Avec une mère dans l’astrobiologie et un père dans l’aérospatiale, rien d’étonnant à ce que Becky Chambers se passionne pour l’espace dès le plus jeune âge. Enfant des années 1980, elle grandit avec Star Trek et Star Wars, aime jouer aux jeux vidéo et inventer des histoires. Elle commence à échafauder le monde des Voyageurs pendant ses études théâtrales, accumule idées griffonnées et bribes d’histoires, et finit par quitter un début de carrière dans le théâtre pour se consacrer à l’écriture.

Becky Chambers.©Julie Branson

Alors qu’elle peine à joindre les deux bouts, survivant de missions freelance de vulgarisation d’écrits scientifiques, elle lance un crowdfunding sur Kickstarter. Il lui permet de payer les factures le temps de terminer son roman. Elle est contactée par une maison d’édition traditionnelle six mois après avoir auto-édité L’Espace d’un an, qui deviendra le premier tome du Cycle des Voyageurs (prix Hugo de la meilleure série 2019).

Pour l’amour du space opera et de la science

« Il y avait une évidence » à amener Chambers au public francophone, nous explique Yann Olivier, éditeur à l’Atalante. Ce qui fait la singularité de sa plume, selon lui, c’est cette alliance entre « une intégration de l’intime dans le space opera, forme populaire qui invite à la fois au voyage, à l’évasion, au divertissement, au vertige de l’espace, à se poser des questions ; et une érudition dans le genre ».

Couverture d’Apprendre, si par bonheur de Becky Chambers. ©Atalante

Dans une interview pour Transfer Orbit, Chambers affirme son désir d’embrasser ce genre populaire de SF, exprimant vouloir rendre ses œuvres les plus accessibles possible, sans jamais sacrifier « cet amour de la science en action », rappelle Yann Olivier, qui l’inscrit dans la lignée de Carl Sagan, connu pour ses œuvres de vulgarisation scientifique. Avec Apprendre, si par bonheur (L’Atalante, 2020), Chambers nous livre ainsi une ode bouleversante à la recherche scientifique et à l’exploration spatiale.

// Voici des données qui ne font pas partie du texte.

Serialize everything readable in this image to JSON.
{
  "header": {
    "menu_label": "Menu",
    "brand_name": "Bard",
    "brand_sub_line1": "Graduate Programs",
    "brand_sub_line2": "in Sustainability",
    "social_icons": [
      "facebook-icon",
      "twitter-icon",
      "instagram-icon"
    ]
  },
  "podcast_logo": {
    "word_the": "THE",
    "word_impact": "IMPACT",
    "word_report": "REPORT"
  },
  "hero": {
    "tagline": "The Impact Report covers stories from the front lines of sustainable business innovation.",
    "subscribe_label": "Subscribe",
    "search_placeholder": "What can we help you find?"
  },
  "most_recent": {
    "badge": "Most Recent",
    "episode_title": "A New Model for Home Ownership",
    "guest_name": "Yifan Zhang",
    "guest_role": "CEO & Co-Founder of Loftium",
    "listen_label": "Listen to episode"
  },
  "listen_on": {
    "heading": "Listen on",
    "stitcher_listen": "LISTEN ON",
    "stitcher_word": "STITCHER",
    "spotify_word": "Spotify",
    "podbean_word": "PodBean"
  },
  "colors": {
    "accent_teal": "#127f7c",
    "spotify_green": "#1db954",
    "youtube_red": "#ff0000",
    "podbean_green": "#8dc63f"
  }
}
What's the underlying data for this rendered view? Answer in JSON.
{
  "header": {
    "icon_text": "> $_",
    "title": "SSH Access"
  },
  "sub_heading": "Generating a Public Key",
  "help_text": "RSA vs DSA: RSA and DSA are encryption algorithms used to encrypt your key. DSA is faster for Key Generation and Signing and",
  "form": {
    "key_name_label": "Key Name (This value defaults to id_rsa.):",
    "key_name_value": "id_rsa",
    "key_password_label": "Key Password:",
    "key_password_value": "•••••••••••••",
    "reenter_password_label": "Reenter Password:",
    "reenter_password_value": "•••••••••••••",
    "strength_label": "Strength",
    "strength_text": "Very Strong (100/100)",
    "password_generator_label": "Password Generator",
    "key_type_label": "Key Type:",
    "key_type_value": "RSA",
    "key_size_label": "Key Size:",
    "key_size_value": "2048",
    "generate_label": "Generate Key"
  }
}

“Notre importance réside dans notre insignifiance”

« Notre importance réside dans notre insignifiance », explique Chambers en interview, affirmant que les « petites histoires » méritent aussi d’être racontées. Dans ses romans, pas (ou peu) de navettes spatiales qui explosent, pas d’héro·ïne·s chargé·e·s de sauver la galaxie, mais des gens ordinaires et la merveilleuse banalité de leurs existences quotidiennes.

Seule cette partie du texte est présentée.